Steinberg’s proposal was almost lost amidst the energy generated by the day’s bigger news, that of Sen. Rubio’s resignation. Sen. Rubio was the key backer of CEQA reform, and many speculated that Sen. Rubio may have decided to leave in part because CEQA reform wasn’t going to go his way. On the other hand, this proposal looks like something he could have lived with, especially since it includes tiering language.
Rubio’s departure has two significant effects. First, it is undoubtedly a blow for CEQA reform efforts. Rubio’s departure deprives the effort of a key leader, but the manner of his departure – especially his destination – will not help reconcile those concerned about reform to this proposal.
Opposition to hydraulic fracking for oil production in the Monterey Shale has been growing, and it is an opposition I personally share. Chevron is one of the major property owners of land in the Monterey Shale, especially in western Kern County. By heading to Chevron, Sen. Rubio has already started to generate questions about a possible connection between fracking and CEQA reform. Ethan Elkind at Legal Planet makes the point explicitly:
With the news that CEQA “reform” champion and State Senator Michael Rubio resigned today to lobby for Chevron, I have to wonder if his push for CEQA reform was really just to benefit oil and gas fracking. Sure, CEQA reform proponents liked to trumpet how a weakening of the law will help businesses and infill development and the like, but the reality was that the standards-based reform effort that Rubio and others advocated would primarily have benefited large sprawl projects — and of course the fracking industry, based in Rubio’s district in Kern County. Certainly there is not a lot of infill development happening in Kern County right now to motivate the former State Senator to champion reform for that outcome. And not only is Rubio an interested party in the oil and gas industry, but Tina Thomas, the lawyer who worked with Rubio to draft his CEQA reform legislation, counts Chevron as one of her clients.
So why would fracking proponents care to push for changes to CEQA? Currently, California and the United States do not have regulations in place to address fracking, and CEQA has been largely ignored when it comes to this extraction process. But in 2011, California Department of Conservation employees who review permits for new fracking projects (correctly) argued that CEQA review should apply to these projects. In response, the Brown Administration promptly fired them. But with the law on the side of CEQA proponents, companies like Chevron had to know that California’s premiere environmental law would delay and possibly limit their fracking projects. That’s where Thomas and Rubio came in, joined by longstanding business critics of CEQA.
Elkind’s analysis has already been widely circulated among environmentalists and climate hawks worried about the CEQA reform effort. If Sen. Rubio’s goal was to help speed CEQA reform, his move to Chevron has instead undermined that project.

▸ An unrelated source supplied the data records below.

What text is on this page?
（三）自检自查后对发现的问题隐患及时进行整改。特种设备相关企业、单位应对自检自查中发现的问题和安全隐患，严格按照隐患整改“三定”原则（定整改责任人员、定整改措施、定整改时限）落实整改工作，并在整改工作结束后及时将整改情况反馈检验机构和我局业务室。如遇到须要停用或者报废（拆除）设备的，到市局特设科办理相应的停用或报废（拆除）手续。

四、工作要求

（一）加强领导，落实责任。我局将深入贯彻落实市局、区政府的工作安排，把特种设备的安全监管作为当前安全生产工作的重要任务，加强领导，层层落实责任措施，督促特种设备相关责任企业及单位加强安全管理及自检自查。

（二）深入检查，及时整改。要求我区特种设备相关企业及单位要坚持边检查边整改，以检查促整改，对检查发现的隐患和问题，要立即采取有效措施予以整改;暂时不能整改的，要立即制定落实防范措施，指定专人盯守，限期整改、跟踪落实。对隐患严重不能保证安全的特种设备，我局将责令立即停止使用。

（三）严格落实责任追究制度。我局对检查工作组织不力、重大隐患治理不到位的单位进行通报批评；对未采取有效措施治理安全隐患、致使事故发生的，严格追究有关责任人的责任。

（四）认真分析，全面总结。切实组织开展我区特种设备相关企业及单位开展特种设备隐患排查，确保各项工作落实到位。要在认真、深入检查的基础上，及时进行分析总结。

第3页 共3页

The other major impact of Sen. Rubio’s resignation is that it temporarily deprives the Democrats of a supermajority in the State Senate. That’s because an empty chair is functionally equivalent to a Republican seat – 27 of the 40 seats are needed to have a 2/3 majority in the Senate, even if some of those 40 seats are vacant. Democrats had a 29-11 advantage in the Senate after the November election, but because three of the Democratic seats are now vacant, they only have 26 votes, one shy of a supermajority. They’ll get seat number 27 back on March 12 when a special election in San Diego is held, and likely get seat number 28 back in May when a special election in the San Gabriel Valley is held.

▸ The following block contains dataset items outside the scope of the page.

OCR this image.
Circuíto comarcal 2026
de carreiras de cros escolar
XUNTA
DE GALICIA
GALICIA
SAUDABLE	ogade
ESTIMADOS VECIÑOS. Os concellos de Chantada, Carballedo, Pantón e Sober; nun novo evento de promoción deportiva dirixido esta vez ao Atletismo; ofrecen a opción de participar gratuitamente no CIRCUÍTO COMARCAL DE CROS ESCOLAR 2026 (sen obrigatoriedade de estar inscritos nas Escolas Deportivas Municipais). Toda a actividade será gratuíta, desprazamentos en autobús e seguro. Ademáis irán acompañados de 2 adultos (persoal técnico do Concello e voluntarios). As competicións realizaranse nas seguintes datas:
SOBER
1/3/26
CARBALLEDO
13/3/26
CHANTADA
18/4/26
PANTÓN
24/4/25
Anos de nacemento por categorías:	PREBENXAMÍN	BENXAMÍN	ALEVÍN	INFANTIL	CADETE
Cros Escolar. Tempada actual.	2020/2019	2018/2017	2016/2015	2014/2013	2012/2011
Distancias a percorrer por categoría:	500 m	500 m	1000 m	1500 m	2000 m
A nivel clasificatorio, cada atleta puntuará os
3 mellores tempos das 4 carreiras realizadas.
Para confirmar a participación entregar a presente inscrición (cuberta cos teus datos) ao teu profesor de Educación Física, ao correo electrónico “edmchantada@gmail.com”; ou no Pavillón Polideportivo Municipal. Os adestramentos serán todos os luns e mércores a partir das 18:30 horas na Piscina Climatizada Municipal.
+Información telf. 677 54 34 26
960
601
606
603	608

Rubio’s seat has a strong Democratic majority, so his successor is likely to be another Democrat. Rumors have been flying that Fran Florez might run, which triggered rumors that her arch-rival Nicole Parra might run. I’ve also seen the name of Assemblymember Henry Perea mentioned for this seat, and he has been a strong advocate of high speed rail.
So the Democratic supermajority is safe. But CEQA reform certainly is not. After yesterday, SB 731’s passage looks less likely than it did just a day or two ago.